Before the premiere he stated that the Symphony was intended as “a hymn to free and happy Mankind, to his might powers, his pure and noble spirit.”  And he went on to muse, “I cannot say that I deliberately chose this theme.  It was born in me and clamoured for expression. The music matured within me. It filled my soul.”   Though it sounds very noble it also sounds much like the sort of statement expected by the State officials of a good “Soviet” composer.  In light of those words the dark edge that is the subtext to the piece has often been ignored.  Yes it is at times joyful, and hopeful but the same ironic subversity that is apparent in many of his scores lies just below the surface.  There is laughter and joy in that final movement but it is brittle laughter and the joy is forced.

 

What was happening in Russia at the time?

The War had taken a turn and the Soviet armies were experiencing victory in the Vistula-Oder Campaign.  Just before Prokofiev lifted his baton to conduct the premiere word had reached Moscow that the Vistula had been crossed and the Nazi army driven out of Warsaw. There was an air of optimism in both official and public circles and music was meant to uplift and celebrate the victory of the Soviet way of life.

 

What form does the symphony take?

After Dmitri Shostakovich had demonstrated that he had seen and corrected “the error of his ways” in his Fifth Symphony it became the standard form for a “true” Soviet Symphony.  Prokofiev followed the formula: a dignified opening movement, followed by a scherzo, then a slow lamentation, ending in a triumphant finale.  Many of the themes had been composed over the previous ten years: the scherzo is based on a rejected dance from Romeo and Juliet and the lyric passage from the third movement from a discarded film score from an aborted version of The Queen of Spades.

 

Are there recordings available of the work?
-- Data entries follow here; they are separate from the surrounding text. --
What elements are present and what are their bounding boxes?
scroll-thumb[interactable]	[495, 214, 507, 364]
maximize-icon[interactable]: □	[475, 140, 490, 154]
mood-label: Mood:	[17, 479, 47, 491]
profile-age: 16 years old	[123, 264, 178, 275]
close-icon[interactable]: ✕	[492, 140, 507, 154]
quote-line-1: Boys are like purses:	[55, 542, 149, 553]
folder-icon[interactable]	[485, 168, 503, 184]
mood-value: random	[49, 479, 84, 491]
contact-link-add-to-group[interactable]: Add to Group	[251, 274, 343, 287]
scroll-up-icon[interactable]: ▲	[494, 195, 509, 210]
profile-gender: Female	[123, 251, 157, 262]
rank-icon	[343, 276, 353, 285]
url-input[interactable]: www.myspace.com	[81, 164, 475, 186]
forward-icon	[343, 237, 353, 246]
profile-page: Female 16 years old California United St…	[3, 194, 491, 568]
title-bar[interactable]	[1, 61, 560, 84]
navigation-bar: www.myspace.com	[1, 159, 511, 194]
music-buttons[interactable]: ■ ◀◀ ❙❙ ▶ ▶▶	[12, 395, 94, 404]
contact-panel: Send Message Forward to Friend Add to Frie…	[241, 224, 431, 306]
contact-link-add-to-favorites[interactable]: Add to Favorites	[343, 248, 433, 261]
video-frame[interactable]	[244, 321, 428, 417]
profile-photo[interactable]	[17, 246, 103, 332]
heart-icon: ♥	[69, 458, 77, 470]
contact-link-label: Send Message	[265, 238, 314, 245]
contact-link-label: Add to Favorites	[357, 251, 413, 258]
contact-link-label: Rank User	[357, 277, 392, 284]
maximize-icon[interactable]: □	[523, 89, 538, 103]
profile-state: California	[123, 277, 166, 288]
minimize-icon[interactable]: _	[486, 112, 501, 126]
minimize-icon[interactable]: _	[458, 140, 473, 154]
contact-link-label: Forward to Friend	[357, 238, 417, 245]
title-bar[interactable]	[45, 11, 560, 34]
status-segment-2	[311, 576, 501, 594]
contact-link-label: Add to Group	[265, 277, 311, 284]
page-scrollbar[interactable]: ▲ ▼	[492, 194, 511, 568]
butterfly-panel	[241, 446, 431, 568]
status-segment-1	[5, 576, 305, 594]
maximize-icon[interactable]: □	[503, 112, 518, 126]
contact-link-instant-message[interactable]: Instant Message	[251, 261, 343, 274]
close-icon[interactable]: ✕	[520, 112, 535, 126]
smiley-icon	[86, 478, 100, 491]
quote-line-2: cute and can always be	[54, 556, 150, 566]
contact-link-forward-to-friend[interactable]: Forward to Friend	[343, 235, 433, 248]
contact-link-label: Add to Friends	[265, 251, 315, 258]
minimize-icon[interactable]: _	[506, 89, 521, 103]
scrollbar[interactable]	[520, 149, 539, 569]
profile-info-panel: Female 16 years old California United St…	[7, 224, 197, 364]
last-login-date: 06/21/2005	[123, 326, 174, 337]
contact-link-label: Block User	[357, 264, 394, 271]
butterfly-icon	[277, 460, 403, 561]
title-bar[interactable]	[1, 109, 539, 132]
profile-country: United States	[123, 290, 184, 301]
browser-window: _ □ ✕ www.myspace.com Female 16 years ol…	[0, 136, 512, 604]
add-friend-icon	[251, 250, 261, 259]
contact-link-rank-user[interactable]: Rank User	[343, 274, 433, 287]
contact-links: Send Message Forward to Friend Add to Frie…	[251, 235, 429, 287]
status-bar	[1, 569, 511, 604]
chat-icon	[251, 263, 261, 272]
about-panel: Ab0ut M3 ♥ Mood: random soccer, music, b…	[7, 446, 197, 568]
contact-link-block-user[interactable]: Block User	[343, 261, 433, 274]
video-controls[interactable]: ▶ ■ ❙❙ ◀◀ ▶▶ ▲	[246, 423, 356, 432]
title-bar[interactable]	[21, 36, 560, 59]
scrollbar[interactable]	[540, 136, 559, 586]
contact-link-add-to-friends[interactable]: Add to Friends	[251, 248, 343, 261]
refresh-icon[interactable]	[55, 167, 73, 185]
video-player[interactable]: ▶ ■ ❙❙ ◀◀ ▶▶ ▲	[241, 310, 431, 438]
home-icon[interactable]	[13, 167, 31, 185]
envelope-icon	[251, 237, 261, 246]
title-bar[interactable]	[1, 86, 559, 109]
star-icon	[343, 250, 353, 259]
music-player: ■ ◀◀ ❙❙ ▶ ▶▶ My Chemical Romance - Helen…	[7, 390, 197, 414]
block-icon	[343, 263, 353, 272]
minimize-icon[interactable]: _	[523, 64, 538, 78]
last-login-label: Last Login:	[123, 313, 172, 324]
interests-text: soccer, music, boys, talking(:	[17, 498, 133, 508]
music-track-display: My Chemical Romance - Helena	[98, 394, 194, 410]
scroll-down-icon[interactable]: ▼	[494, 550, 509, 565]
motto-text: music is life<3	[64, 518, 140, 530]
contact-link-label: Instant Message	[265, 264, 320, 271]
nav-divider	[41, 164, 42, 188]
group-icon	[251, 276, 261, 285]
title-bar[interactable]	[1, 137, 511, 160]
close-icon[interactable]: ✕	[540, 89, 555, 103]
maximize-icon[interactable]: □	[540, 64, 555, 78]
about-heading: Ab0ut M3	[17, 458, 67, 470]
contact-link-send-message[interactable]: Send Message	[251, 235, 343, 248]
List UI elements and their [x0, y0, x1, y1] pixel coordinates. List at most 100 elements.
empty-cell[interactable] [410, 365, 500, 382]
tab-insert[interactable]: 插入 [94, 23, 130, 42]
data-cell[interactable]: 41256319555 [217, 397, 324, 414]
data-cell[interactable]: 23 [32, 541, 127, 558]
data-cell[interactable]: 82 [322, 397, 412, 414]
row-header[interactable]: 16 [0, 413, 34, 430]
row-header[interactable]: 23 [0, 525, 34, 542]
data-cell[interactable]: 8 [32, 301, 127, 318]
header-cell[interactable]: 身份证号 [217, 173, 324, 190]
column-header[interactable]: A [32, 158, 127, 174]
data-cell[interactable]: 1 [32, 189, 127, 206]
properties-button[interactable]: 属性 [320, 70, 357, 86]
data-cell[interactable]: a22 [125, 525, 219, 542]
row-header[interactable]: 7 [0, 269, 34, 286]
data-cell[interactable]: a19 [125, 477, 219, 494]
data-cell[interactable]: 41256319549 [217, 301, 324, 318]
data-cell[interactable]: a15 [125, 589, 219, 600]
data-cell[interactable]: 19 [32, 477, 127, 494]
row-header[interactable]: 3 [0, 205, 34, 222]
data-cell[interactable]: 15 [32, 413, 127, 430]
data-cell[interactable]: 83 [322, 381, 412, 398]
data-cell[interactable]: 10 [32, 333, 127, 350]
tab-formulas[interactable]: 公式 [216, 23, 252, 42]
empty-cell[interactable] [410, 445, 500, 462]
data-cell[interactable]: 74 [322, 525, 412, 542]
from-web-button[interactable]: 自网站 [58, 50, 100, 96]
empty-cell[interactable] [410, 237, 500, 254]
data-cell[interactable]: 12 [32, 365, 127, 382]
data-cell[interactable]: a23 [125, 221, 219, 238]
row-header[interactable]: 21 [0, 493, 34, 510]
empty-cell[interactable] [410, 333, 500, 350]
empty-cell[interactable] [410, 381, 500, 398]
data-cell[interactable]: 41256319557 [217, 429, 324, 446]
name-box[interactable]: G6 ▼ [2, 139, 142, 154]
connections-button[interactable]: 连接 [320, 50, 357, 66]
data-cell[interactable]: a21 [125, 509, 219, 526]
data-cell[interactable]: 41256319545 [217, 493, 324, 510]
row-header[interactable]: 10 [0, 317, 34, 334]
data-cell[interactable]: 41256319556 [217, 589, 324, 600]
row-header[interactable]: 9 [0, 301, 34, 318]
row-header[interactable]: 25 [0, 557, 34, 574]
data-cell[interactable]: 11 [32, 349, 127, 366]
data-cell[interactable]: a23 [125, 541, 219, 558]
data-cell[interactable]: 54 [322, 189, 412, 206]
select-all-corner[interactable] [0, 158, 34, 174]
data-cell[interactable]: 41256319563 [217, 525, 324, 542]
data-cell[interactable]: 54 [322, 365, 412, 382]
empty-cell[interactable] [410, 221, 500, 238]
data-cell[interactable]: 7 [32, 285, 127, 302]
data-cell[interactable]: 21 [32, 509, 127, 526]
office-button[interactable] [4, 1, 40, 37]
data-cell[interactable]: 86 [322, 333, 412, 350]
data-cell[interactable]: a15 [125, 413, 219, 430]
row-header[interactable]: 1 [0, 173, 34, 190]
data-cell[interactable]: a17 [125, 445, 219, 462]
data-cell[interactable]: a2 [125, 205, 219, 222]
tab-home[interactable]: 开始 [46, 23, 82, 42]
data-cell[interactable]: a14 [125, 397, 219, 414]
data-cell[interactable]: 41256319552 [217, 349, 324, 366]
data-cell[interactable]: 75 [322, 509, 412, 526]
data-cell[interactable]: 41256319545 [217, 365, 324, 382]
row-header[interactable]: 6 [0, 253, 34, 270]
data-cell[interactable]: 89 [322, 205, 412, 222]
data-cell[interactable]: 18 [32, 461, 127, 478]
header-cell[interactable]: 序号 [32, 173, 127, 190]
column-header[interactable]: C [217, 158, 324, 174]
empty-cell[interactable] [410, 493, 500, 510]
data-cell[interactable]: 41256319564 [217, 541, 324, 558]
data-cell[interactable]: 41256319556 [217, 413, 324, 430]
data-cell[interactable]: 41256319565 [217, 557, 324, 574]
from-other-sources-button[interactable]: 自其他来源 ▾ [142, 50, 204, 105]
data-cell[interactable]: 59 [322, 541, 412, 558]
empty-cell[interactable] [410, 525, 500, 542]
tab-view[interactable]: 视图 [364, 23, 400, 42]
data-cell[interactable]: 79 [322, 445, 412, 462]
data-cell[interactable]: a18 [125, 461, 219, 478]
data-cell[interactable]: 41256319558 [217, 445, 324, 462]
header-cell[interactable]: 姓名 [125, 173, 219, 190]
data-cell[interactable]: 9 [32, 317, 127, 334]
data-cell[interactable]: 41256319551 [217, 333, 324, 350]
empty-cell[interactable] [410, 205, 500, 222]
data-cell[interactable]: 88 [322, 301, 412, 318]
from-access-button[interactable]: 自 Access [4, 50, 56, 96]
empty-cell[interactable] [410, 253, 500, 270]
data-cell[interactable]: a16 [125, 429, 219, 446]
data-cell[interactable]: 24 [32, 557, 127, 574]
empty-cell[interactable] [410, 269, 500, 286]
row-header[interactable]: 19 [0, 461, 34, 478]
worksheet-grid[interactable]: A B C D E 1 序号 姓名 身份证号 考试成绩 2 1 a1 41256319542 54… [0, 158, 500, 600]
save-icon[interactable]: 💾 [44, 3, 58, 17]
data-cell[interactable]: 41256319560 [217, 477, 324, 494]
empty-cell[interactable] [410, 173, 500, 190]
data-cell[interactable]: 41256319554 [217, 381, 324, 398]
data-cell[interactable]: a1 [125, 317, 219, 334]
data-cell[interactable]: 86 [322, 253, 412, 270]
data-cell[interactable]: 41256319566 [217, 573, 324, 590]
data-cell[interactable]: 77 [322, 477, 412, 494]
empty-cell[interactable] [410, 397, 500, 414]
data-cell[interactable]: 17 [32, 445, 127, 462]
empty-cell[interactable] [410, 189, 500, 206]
The No. 5 was recorded a year after it’s premiere by Koussevitzky and the BSO and released on five 78-rpm discs by RCA Victor.  Seventy-odd years later it is still in the catalogue and available as a digital download.  Every major orchestra and conductor has recorded it at least once if not in some cases two or three times.  One music website lists 117 recordings of studio or live performances currently available!

 

Where can I get a sample of the work?

There are several versions available on YouTube including a 2013 broadcast at the BBC Proms with Canadian conductor Yannick Nézet-Séguin and his Rotterdam Philharmonic.